The way the question is posed has no interesting/optimal/"cool" answers.
Prove the above wrong and then talk.
Why should there be optimal/cool solutions? Real world problems usually don't.
btw, your points are what make this a good question!
It is ripe for discussion, discuss a solution, see if a different data structure works, etc.
Anyway. I don't want to "talk" anymore. You are worse than I thought.
The question is stupid the way it is posted ("in a reasonable amount of time" ??). The only answers possible with the current form of the question are brute-forcish.
A good engineer would know the predicates before hand and split off relevant streams into auxillary arrayLists/vectors, or without knowing the predicates, would have duplicated/stiphened off the whole stream into a ranomize-on-insert DS.
The OP should post the discussions he had with the interviewer or he should mention more details.
Don't support the current quality of postings on this website.
Pick an index at random and check if the element there is non-null.

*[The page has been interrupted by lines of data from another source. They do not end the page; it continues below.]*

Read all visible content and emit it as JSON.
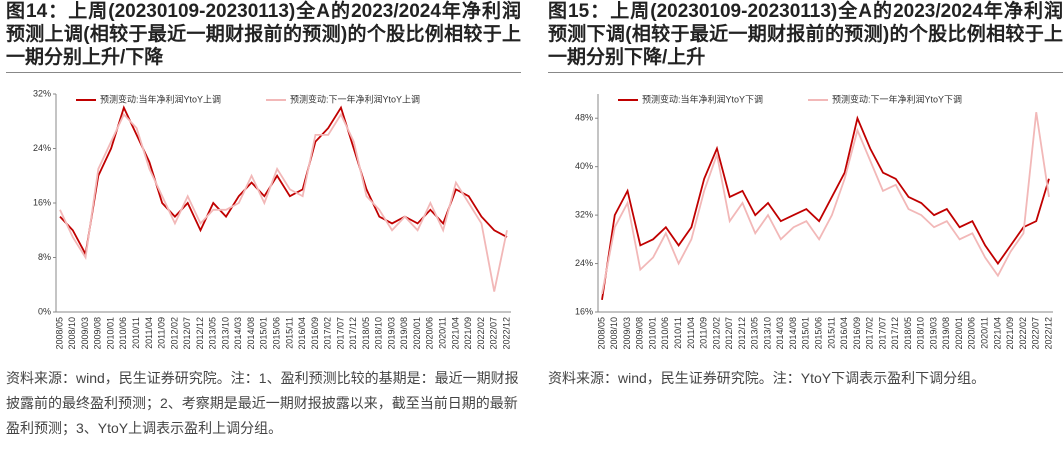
{
  "chart_data": [
    {
      "type": "line",
      "title": "图14：上周(20230109-20230113)全A的2023/2024年净利润预测上调(相较于最近一期财报前的预测)的个股比例相较于上一期分别上升/下降",
      "note": "资料来源：wind，民生证券研究院。注：1、盈利预测比较的基期是：最近一期财报披露前的最终盈利预测；2、考察期是最近一期财报披露以来，截至当前日期的最新盈利预测；3、YtoY上调表示盈利上调分组。",
      "categories": [
        "2008/05",
        "2008/10",
        "2009/03",
        "2009/08",
        "2010/01",
        "2010/06",
        "2010/11",
        "2011/04",
        "2011/09",
        "2012/02",
        "2012/07",
        "2012/12",
        "2013/05",
        "2013/10",
        "2014/03",
        "2014/08",
        "2015/01",
        "2015/06",
        "2015/11",
        "2016/04",
        "2016/09",
        "2017/02",
        "2017/07",
        "2017/12",
        "2018/05",
        "2018/10",
        "2019/03",
        "2019/08",
        "2020/01",
        "2020/06",
        "2020/11",
        "2021/04",
        "2021/09",
        "2022/02",
        "2022/07",
        "2022/12"
      ],
      "series": [
        {
          "name": "预测变动:当年净利润YtoY上调",
          "color": "#c00000",
          "values": [
            14,
            12,
            8.5,
            20,
            24,
            30,
            26,
            22,
            16,
            14,
            16,
            12,
            16,
            14,
            17,
            19,
            17,
            20,
            17,
            18,
            25,
            27,
            30,
            24,
            18,
            14,
            13,
            14,
            13,
            15,
            13,
            18,
            17,
            14,
            12,
            11
          ]
        },
        {
          "name": "预测变动:下一年净利润YtoY上调",
          "color": "#f2b8b8",
          "values": [
            15,
            11,
            8,
            21,
            25,
            29,
            27,
            21,
            17,
            13,
            17,
            13,
            15,
            15,
            16,
            20,
            16,
            21,
            18,
            17,
            26,
            26,
            29,
            25,
            17,
            15,
            12,
            14,
            12,
            16,
            12,
            19,
            16,
            13,
            3,
            12
          ]
        }
      ],
      "ylim": [
        0,
        32
      ],
      "yticks": [
        {
          "value": 0,
          "label": "0%"
        },
        {
          "value": 8,
          "label": "8%"
        },
        {
          "value": 16,
          "label": "16%"
        },
        {
          "value": 24,
          "label": "24%"
        },
        {
          "value": 32,
          "label": "32%"
        }
      ],
      "grid": false
    },
    {
      "type": "line",
      "title": "图15：上周(20230109-20230113)全A的2023/2024年净利润预测下调(相较于最近一期财报前的预测)的个股比例相较于上一期分别下降/上升",
      "note": "资料来源：wind，民生证券研究院。注：YtoY下调表示盈利下调分组。",
      "categories": [
        "2008/05",
        "2008/10",
        "2009/03",
        "2009/08",
        "2010/01",
        "2010/06",
        "2010/11",
        "2011/04",
        "2011/09",
        "2012/02",
        "2012/07",
        "2012/12",
        "2013/05",
        "2013/10",
        "2014/03",
        "2014/08",
        "2015/01",
        "2015/06",
        "2015/11",
        "2016/04",
        "2016/09",
        "2017/02",
        "2017/07",
        "2017/12",
        "2018/05",
        "2018/10",
        "2019/03",
        "2019/08",
        "2020/01",
        "2020/06",
        "2020/11",
        "2021/04",
        "2021/09",
        "2022/02",
        "2022/07",
        "2022/12"
      ],
      "series": [
        {
          "name": "预测变动:当年净利润YtoY下调",
          "color": "#c00000",
          "values": [
            18,
            32,
            36,
            27,
            28,
            30,
            27,
            30,
            38,
            43,
            35,
            36,
            32,
            34,
            31,
            32,
            33,
            31,
            35,
            39,
            48,
            43,
            39,
            38,
            35,
            34,
            32,
            33,
            30,
            31,
            27,
            24,
            27,
            30,
            31,
            38
          ]
        },
        {
          "name": "预测变动:下一年净利润YtoY下调",
          "color": "#f2b8b8",
          "values": [
            19,
            30,
            34,
            23,
            25,
            29,
            24,
            28,
            36,
            42,
            31,
            34,
            29,
            32,
            28,
            30,
            31,
            28,
            32,
            38,
            46,
            41,
            36,
            37,
            33,
            32,
            30,
            31,
            28,
            29,
            25,
            22,
            26,
            29,
            49,
            35
          ]
        }
      ],
      "ylim": [
        16,
        52
      ],
      "yticks": [
        {
          "value": 16,
          "label": "16%"
        },
        {
          "value": 24,
          "label": "24%"
        },
        {
          "value": 32,
          "label": "32%"
        },
        {
          "value": 40,
          "label": "40%"
        },
        {
          "value": 48,
          "label": "48%"
        }
      ],
      "grid": false
    }
  ]
}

Keep re-picking indexes at random until you get a non-null element. This approach makes no assumptions about the distribution of the data and has an expected running time of O(N/K) if there are K non-null elements in the array, which is the best you can hope for if you have no information about how elements are distributed.
- eugene.yarovoi March 16, 2014The algorithm as stated above is unbounded in terms of worst-case (as opposed to expected) time, but that can be remedied by adding a condition that if we fail to find a non-null element after n steps, we will do a linear scan of the array to find all the non-null values, and pick randomly from that list. This change caps the algorithm at O(n) time. Since the linear-time scan is only done when O(n) time has already been used anyway, the bounded algorithm is slower than the unbounded one by at most a constant factor for any input. It is therefore O(N/K) expected time and O(N) worst-case time.